どのように認知させるのか。どうやって興味を惹くのかなど「顧客行動のプロセス」ごとに戦略を練ることで、マーケティングを成功へと導くのがファネル分析です。
以上で有名なマーケティング分析の手法紹介は終了です。気になったフレームワークを使って自社製品・サービスを分析してみると理解度がグンとアップしますよ。
効果的なマーケティング施策の考え方
マーケティングをする上で最も重要なことは何かと聞かれれば、あなたならなんと答えるでしょうか?販促経路でしょうか、価格設定でしょうか。
色々意見はあるかと思いますが、「顧客のニーズ理解」こそ、最重要項目だと考えられます。
なぜなら、どれだけ優秀な営業を雇い、商流を最適化し、販促プロモーションを打ったとしても「そもそも顧客が求めていない商品」の場合、売れないからです。
今、目の前に喉が渇いている人がいて、その人に「クッキーを買いませんか?このクッキーは完全栄養食でさらに値段もお手軽!1食あたり100円でお財布にも優しい。
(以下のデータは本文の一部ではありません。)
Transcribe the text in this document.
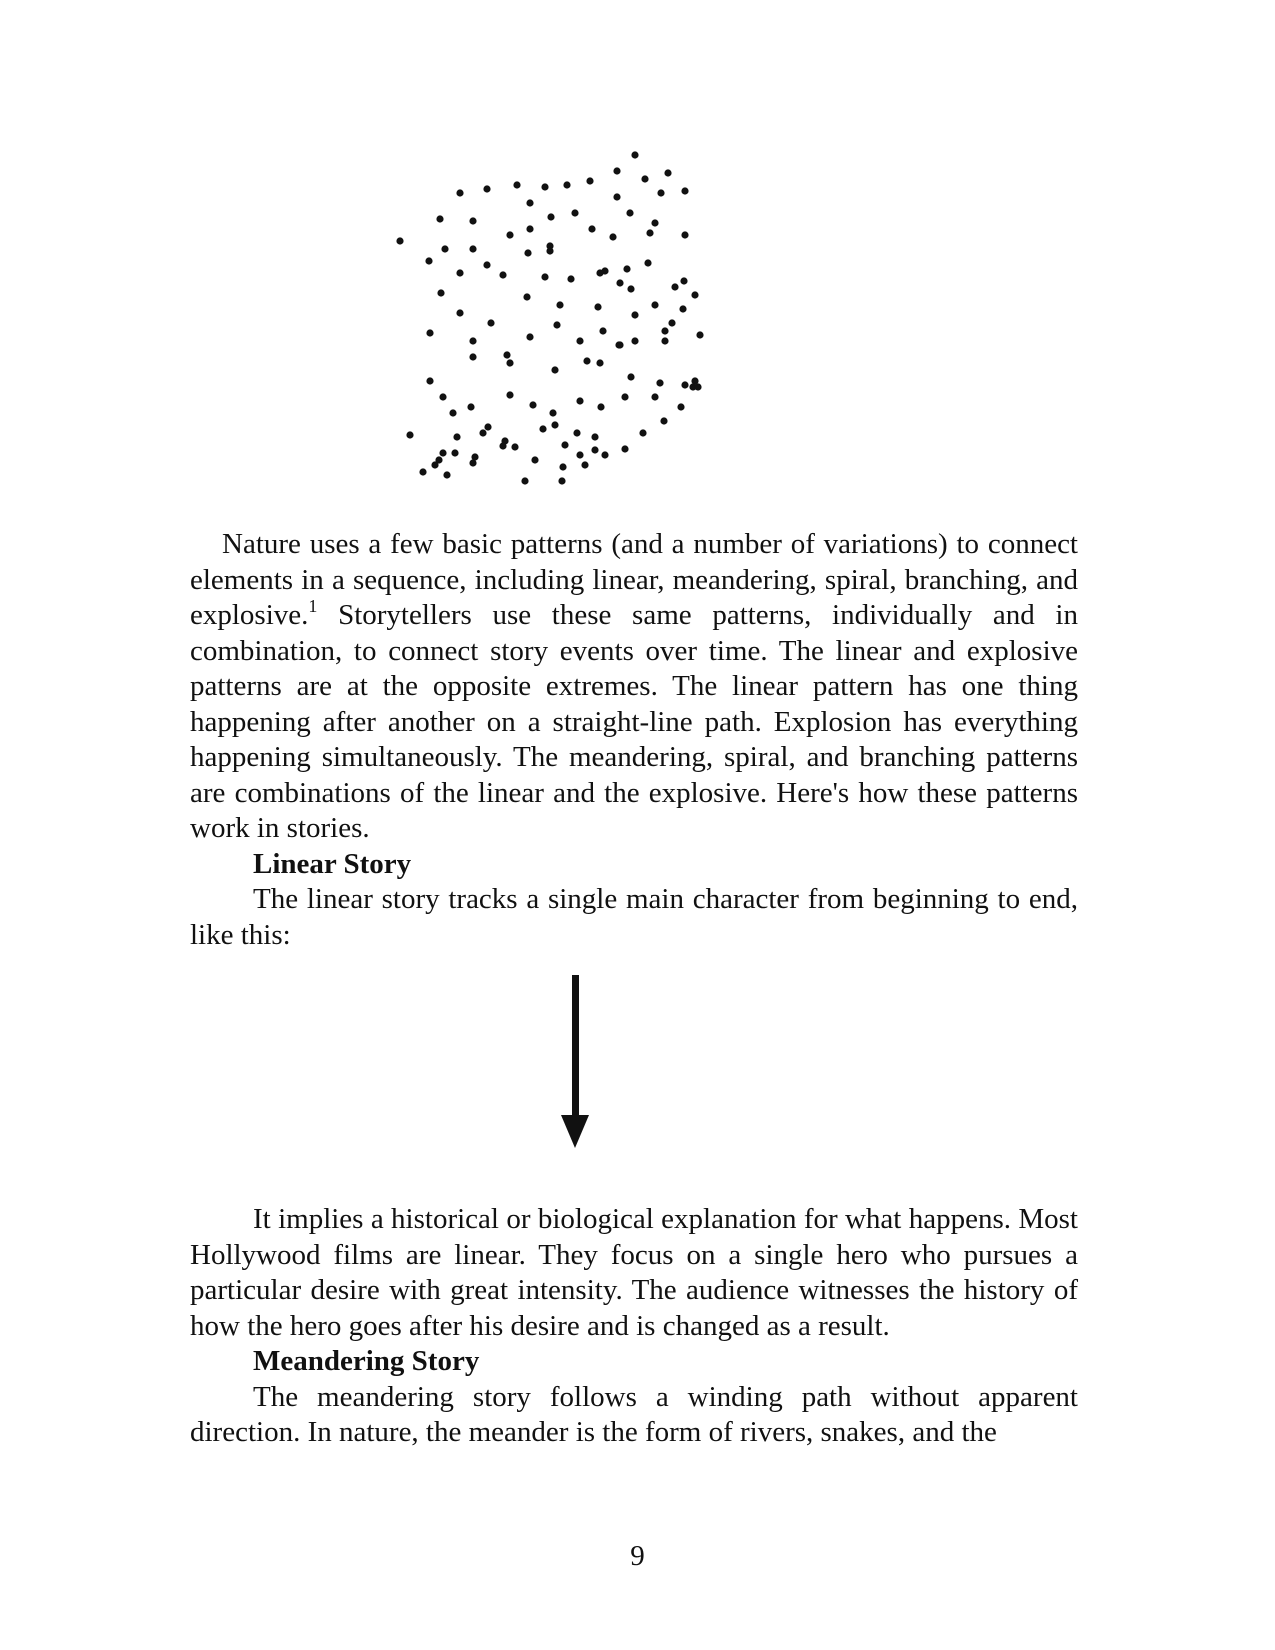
Nature uses a few basic patterns (and a number of variations) to connect elements in a sequence, including linear, meandering, spiral, branching, and explosive.$^1$ Storytellers use these same patterns, individually and in combination, to connect story events over time. The linear and explosive patterns are at the opposite extremes. The linear pattern has one thing happening after another on a straight-line path. Explosion has everything happening simultaneously. The meandering, spiral, and branching patterns are combinations of the linear and the explosive. Here's how these patterns work in stories.

Linear Story

The linear story tracks a single main character from beginning to end, like this:

It implies a historical or biological explanation for what happens. Most Hollywood films are linear. They focus on a single hero who pursues a particular desire with great intensity. The audience witnesses the history of how the hero goes after his desire and is changed as a result.

Meandering Story

The meandering story follows a winding path without apparent direction. In nature, the meander is the form of rivers, snakes, and the

9
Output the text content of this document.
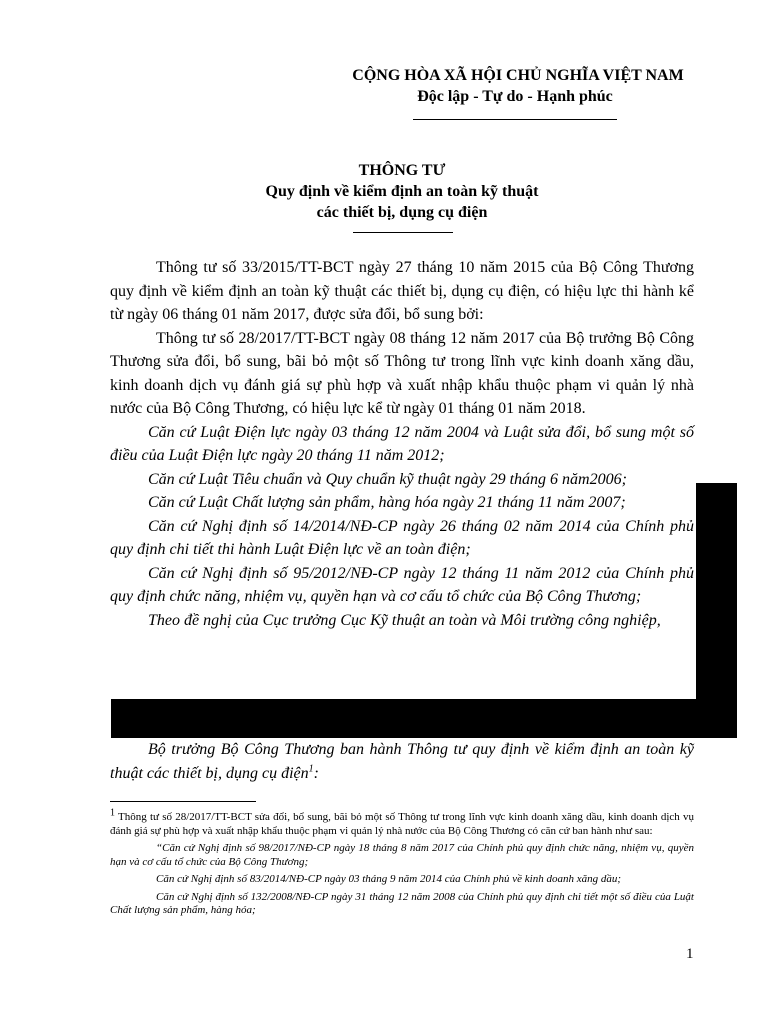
CỘNG HÒA XÃ HỘI CHỦ NGHĨA VIỆT NAM
Độc lập - Tự do - Hạnh phúc
THÔNG TƯ
Quy định về kiểm định an toàn kỹ thuật
các thiết bị, dụng cụ điện

Thông tư số 33/2015/TT-BCT ngày 27 tháng 10 năm 2015 của Bộ Công Thương quy định về kiểm định an toàn kỹ thuật các thiết bị, dụng cụ điện, có hiệu lực thi hành kể từ ngày 06 tháng 01 năm 2017, được sửa đổi, bổ sung bởi:

Thông tư số 28/2017/TT-BCT ngày 08 tháng 12 năm 2017 của Bộ trưởng Bộ Công Thương sửa đổi, bổ sung, bãi bỏ một số Thông tư trong lĩnh vực kinh doanh xăng dầu, kinh doanh dịch vụ đánh giá sự phù hợp và xuất nhập khẩu thuộc phạm vi quản lý nhà nước của Bộ Công Thương, có hiệu lực kể từ ngày 01 tháng 01 năm 2018.

Căn cứ Luật Điện lực ngày 03 tháng 12 năm 2004 và Luật sửa đổi, bổ sung một số điều của Luật Điện lực ngày 20 tháng 11 năm 2012;

Căn cứ Luật Tiêu chuẩn và Quy chuẩn kỹ thuật ngày 29 tháng 6 năm2006;

Căn cứ Luật Chất lượng sản phẩm, hàng hóa ngày 21 tháng 11 năm 2007;

Căn cứ Nghị định số 14/2014/NĐ-CP ngày 26 tháng 02 năm 2014 của Chính phủ quy định chi tiết thi hành Luật Điện lực về an toàn điện;

Căn cứ Nghị định số 95/2012/NĐ-CP ngày 12 tháng 11 năm 2012 của Chính phủ quy định chức năng, nhiệm vụ, quyền hạn và cơ cấu tổ chức của Bộ Công Thương;

Theo đề nghị của Cục trưởng Cục Kỹ thuật an toàn và Môi trường công nghiệp,

Bộ trưởng Bộ Công Thương ban hành Thông tư quy định về kiểm định an toàn kỹ thuật các thiết bị, dụng cụ điện$^1$:

$^1$ Thông tư số 28/2017/TT-BCT sửa đổi, bổ sung, bãi bỏ một số Thông tư trong lĩnh vực kinh doanh xăng dầu, kinh doanh dịch vụ đánh giá sự phù hợp và xuất nhập khẩu thuộc phạm vi quản lý nhà nước của Bộ Công Thương có căn cứ ban hành như sau:

“Căn cứ Nghị định số 98/2017/NĐ-CP ngày 18 tháng 8 năm 2017 của Chính phủ quy định chức năng, nhiệm vụ, quyền hạn và cơ cấu tổ chức của Bộ Công Thương;

Căn cứ Nghị định số 83/2014/NĐ-CP ngày 03 tháng 9 năm 2014 của Chính phủ về kinh doanh xăng dầu;

Căn cứ Nghị định số 132/2008/NĐ-CP ngày 31 tháng 12 năm 2008 của Chính phủ quy định chi tiết một số điều của Luật Chất lượng sản phẩm, hàng hóa;

1
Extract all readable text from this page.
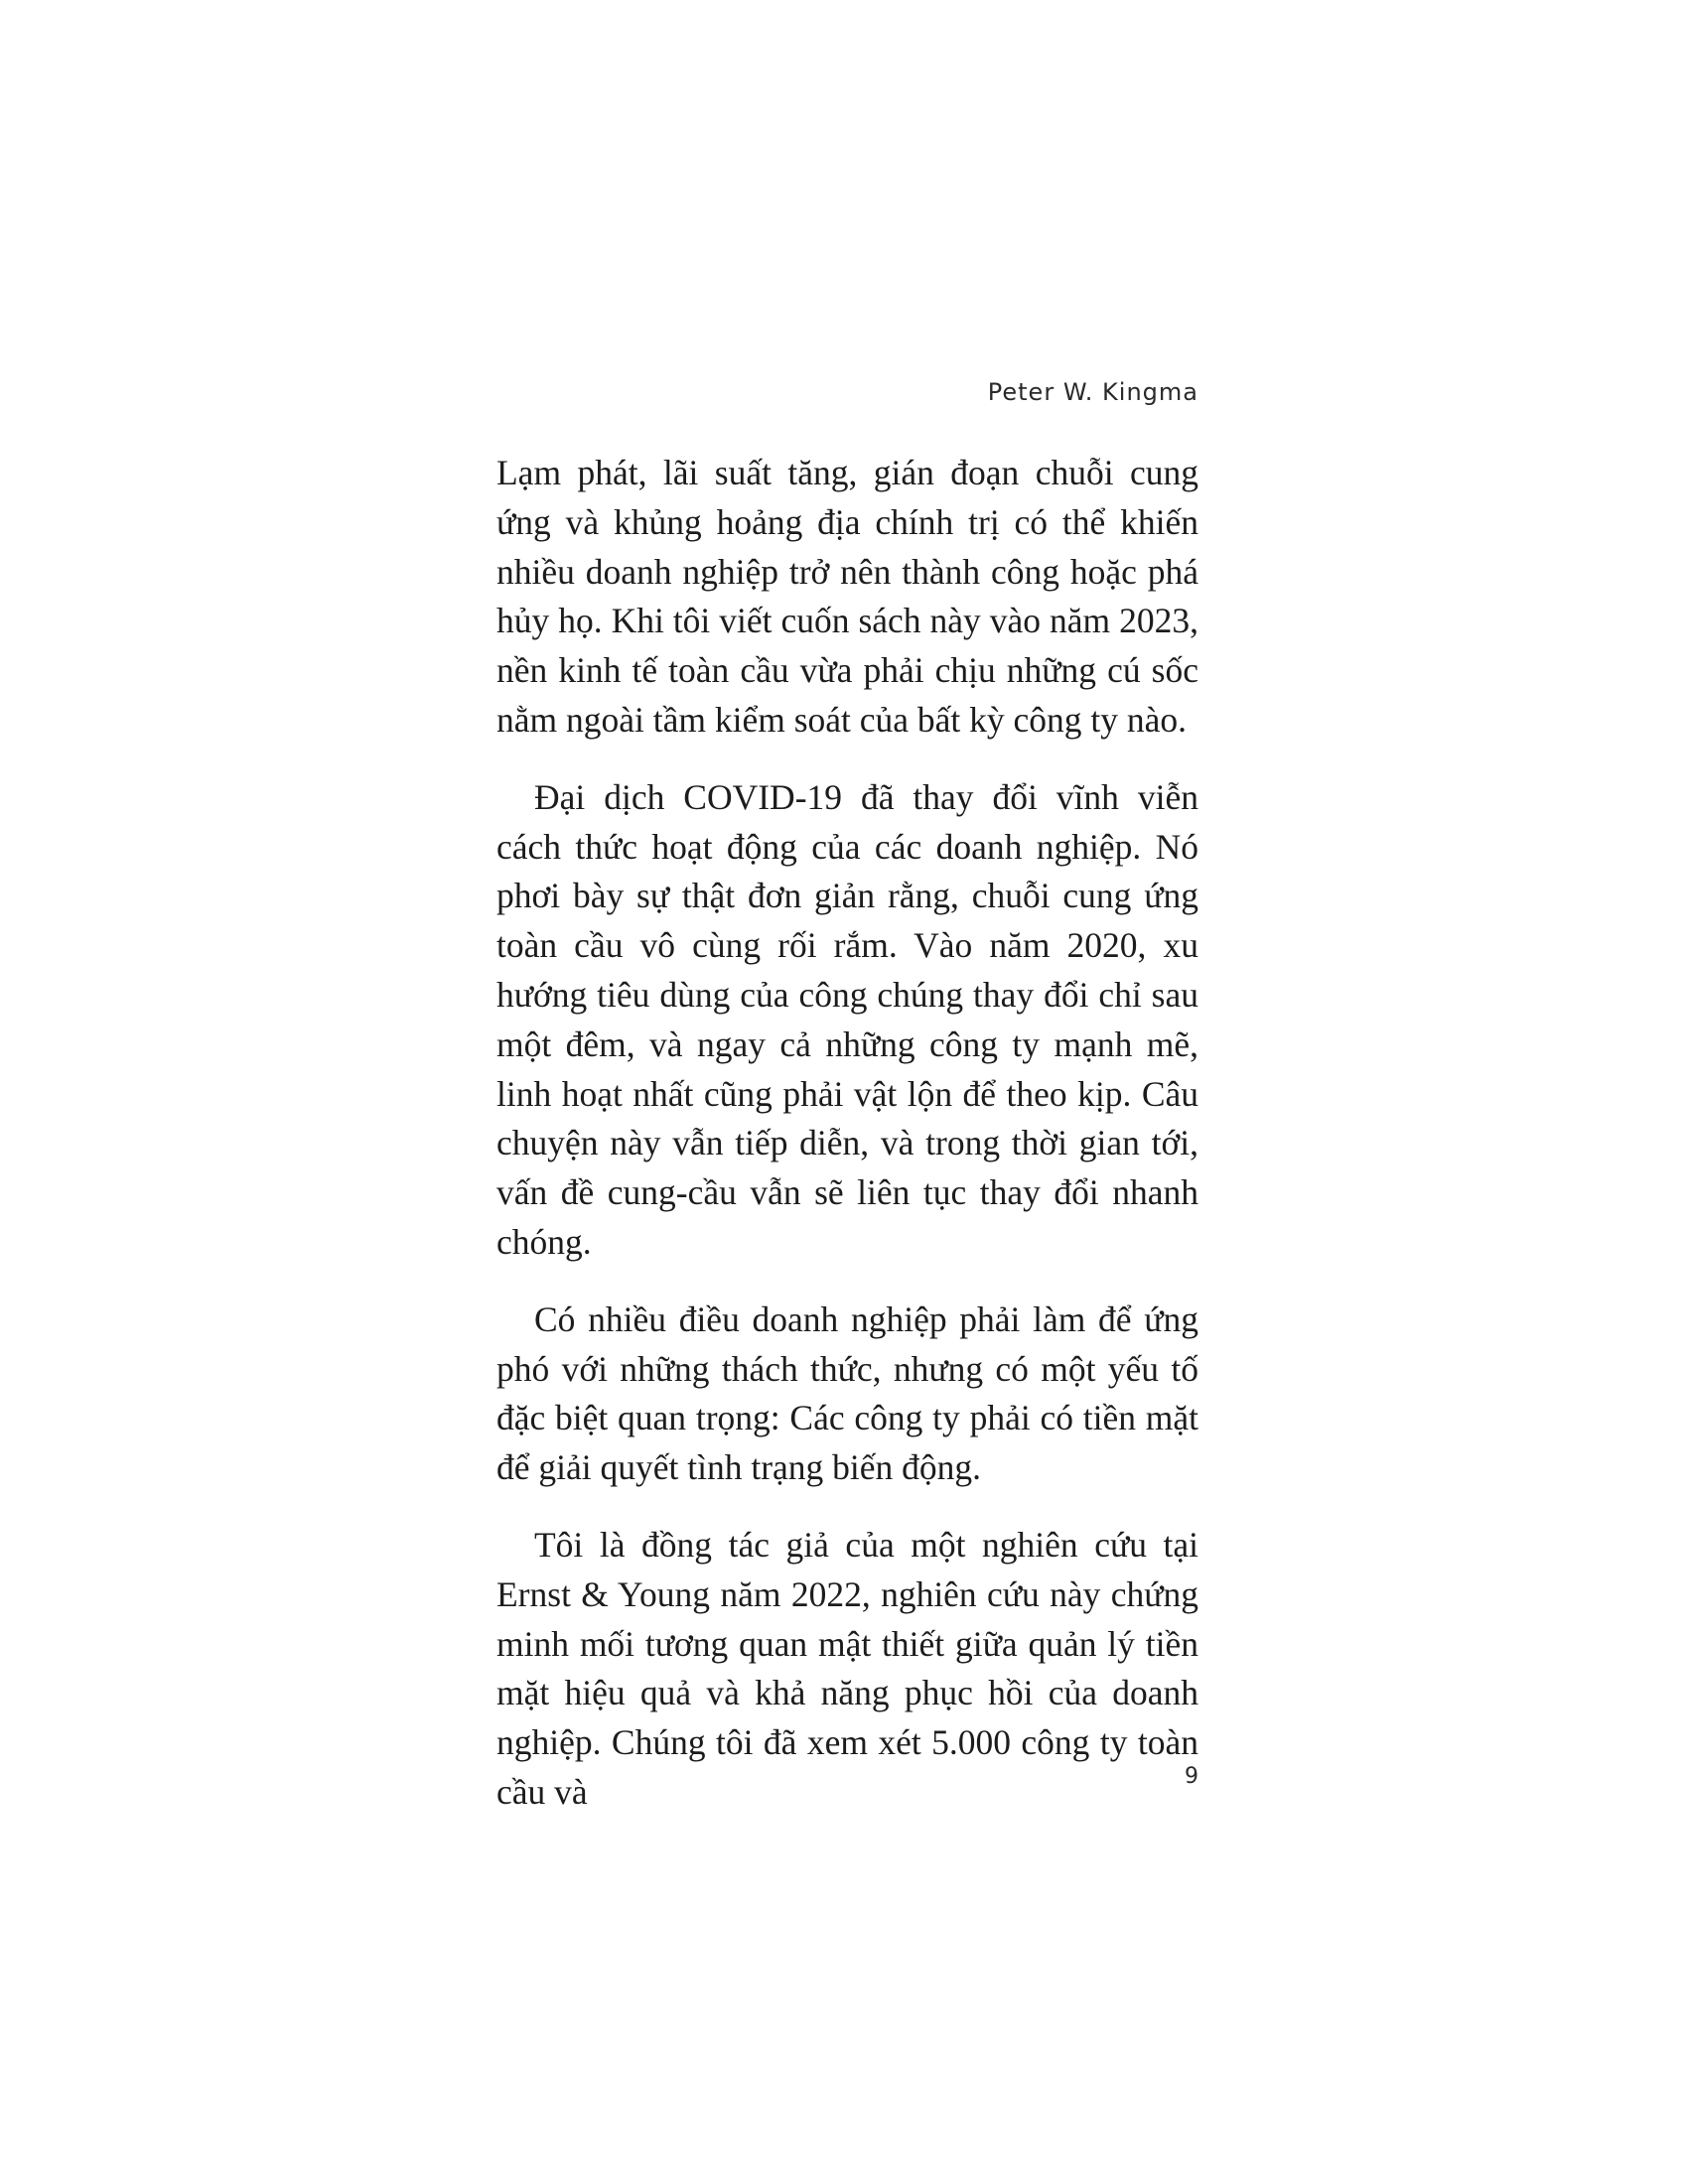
Peter W. Kingma

Lạm phát, lãi suất tăng, gián đoạn chuỗi cung ứng và khủng hoảng địa chính trị có thể khiến nhiều doanh nghiệp trở nên thành công hoặc phá hủy họ. Khi tôi viết cuốn sách này vào năm 2023, nền kinh tế toàn cầu vừa phải chịu những cú sốc nằm ngoài tầm kiểm soát của bất kỳ công ty nào.

Đại dịch COVID-19 đã thay đổi vĩnh viễn cách thức hoạt động của các doanh nghiệp. Nó phơi bày sự thật đơn giản rằng, chuỗi cung ứng toàn cầu vô cùng rối rắm. Vào năm 2020, xu hướng tiêu dùng của công chúng thay đổi chỉ sau một đêm, và ngay cả những công ty mạnh mẽ, linh hoạt nhất cũng phải vật lộn để theo kịp. Câu chuyện này vẫn tiếp diễn, và trong thời gian tới, vấn đề cung-cầu vẫn sẽ liên tục thay đổi nhanh chóng.

Có nhiều điều doanh nghiệp phải làm để ứng phó với những thách thức, nhưng có một yếu tố đặc biệt quan trọng: Các công ty phải có tiền mặt để giải quyết tình trạng biến động.

Tôi là đồng tác giả của một nghiên cứu tại Ernst & Young năm 2022, nghiên cứu này chứng minh mối tương quan mật thiết giữa quản lý tiền mặt hiệu quả và khả năng phục hồi của doanh nghiệp. Chúng tôi đã xem xét 5.000 công ty toàn cầu và	9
今なら初回限定で10食分を無料で追加できます!」と熱弁しても売れませんよね。
だって、喉が渇いている人がほしいのは「ただの水」ですから。ここで立ち止まって考えたい点が一つあります。この目の前にいる「喉が渇いた人」がほしいのは水なのでしょうか?
もっと、深く分析すれば「喉が潤って満足した自分」こそ、この人が最も欲しているものですよね。
このように「顧客が悩んでいること」「悩みの解決策(商品・サービス)」「悩みを解決した未来の顧客像」の3点を意識してマーケティング施策を考えることで、円滑に事業が進められるようになります。
まとめ
今回は、マーケティングの意味・定義から具体的な分析手法、そして施策を成功させるためのコツを紹介しました。
記事を読むと「わかったつもり」になってしまいますが、知識は実践して初めて役に立ちます。まずは気になった分析手法で自社サービスを分析して、「使える知識」を身につけていきましょう。